As an exercise I decided to check if unbiased estimator of standard deviation of sample is giving better results than biased estimator
. So far it looks that only in aprox 55% cases. Am I doing something wrong or this is normal?
My methodology:
- generate sample of 100 numbers from range 1 to 1000
- 10 000 times choose 10 numbers from above
- for each 10 numbers calculate biased and unbiased estimator of standard deviation
- check how many times unbiased estimator was closer to standard deviation in population (in comparison to biased estimator).
My code:
import numpy as np
import random
from math import sqrt
# Lets generate set of 100 random numbers
myarray = np.random.randint(1,1000,100)
myarray_sd = np.std(myarray)
right = 0
wrong= 0
for k in range(10000):
# lets choose sample of numbers
sample= random.sample(set(myarray),10)
# calculate mean
sample_mean=np.mean(sample)
# calculate sd for n and n-1
sample_sd_n = sqrt(sum((sample-sample_mean)**2)/len(s))

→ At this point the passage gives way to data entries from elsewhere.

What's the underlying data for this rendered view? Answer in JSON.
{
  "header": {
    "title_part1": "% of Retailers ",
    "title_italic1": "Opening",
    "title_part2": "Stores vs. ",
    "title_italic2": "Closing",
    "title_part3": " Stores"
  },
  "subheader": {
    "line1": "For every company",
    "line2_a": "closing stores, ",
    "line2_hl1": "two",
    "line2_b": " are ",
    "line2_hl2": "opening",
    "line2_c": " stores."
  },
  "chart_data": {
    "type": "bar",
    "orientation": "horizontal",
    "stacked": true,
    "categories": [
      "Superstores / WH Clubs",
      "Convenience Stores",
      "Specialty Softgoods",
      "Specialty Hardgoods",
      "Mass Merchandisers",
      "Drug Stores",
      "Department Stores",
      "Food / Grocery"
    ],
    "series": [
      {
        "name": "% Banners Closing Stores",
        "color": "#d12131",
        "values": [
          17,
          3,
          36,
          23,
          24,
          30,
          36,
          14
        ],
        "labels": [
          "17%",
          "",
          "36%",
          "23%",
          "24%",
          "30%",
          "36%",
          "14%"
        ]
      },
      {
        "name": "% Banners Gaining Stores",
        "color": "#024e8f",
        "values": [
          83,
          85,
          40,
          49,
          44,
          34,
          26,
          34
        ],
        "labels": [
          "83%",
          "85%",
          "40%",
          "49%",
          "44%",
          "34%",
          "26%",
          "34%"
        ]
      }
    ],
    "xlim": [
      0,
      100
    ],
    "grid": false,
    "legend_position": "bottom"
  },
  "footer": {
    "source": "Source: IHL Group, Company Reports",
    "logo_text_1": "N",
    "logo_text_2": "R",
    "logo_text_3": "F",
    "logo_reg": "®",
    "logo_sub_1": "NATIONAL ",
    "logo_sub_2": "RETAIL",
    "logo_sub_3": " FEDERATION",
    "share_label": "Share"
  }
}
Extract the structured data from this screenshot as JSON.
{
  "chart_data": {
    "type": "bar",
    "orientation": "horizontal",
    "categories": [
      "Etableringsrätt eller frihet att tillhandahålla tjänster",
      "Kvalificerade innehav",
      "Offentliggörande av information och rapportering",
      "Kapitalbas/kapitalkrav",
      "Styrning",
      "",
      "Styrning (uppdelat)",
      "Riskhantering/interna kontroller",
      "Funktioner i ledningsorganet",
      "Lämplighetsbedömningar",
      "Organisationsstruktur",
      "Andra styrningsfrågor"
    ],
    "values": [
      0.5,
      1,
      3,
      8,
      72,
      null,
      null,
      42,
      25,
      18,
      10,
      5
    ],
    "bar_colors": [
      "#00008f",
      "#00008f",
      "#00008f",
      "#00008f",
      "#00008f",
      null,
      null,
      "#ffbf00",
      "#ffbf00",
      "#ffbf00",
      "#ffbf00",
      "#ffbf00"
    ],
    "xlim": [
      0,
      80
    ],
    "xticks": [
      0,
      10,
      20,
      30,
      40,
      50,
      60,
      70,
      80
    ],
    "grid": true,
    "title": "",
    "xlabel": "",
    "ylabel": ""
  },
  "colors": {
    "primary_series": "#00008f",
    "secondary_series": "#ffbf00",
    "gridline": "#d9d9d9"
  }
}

sample_sd_n1 = sqrt(sum((sample-sample_mean)**2)/(len(s)-1))
# callculate diffrences between both sd and sd in population
res_n= abs(sample_sd_n - myarray_sd)
res_n1=abs(sample_sd_n1 - myarray_sd)
# check if std calculated using n-1 is more accurate
if res_n1<res_n:
right +=1
else:
wrong +=1
print ('The theory is correct in: %f cases' % (round(right/(right+wrong),2)))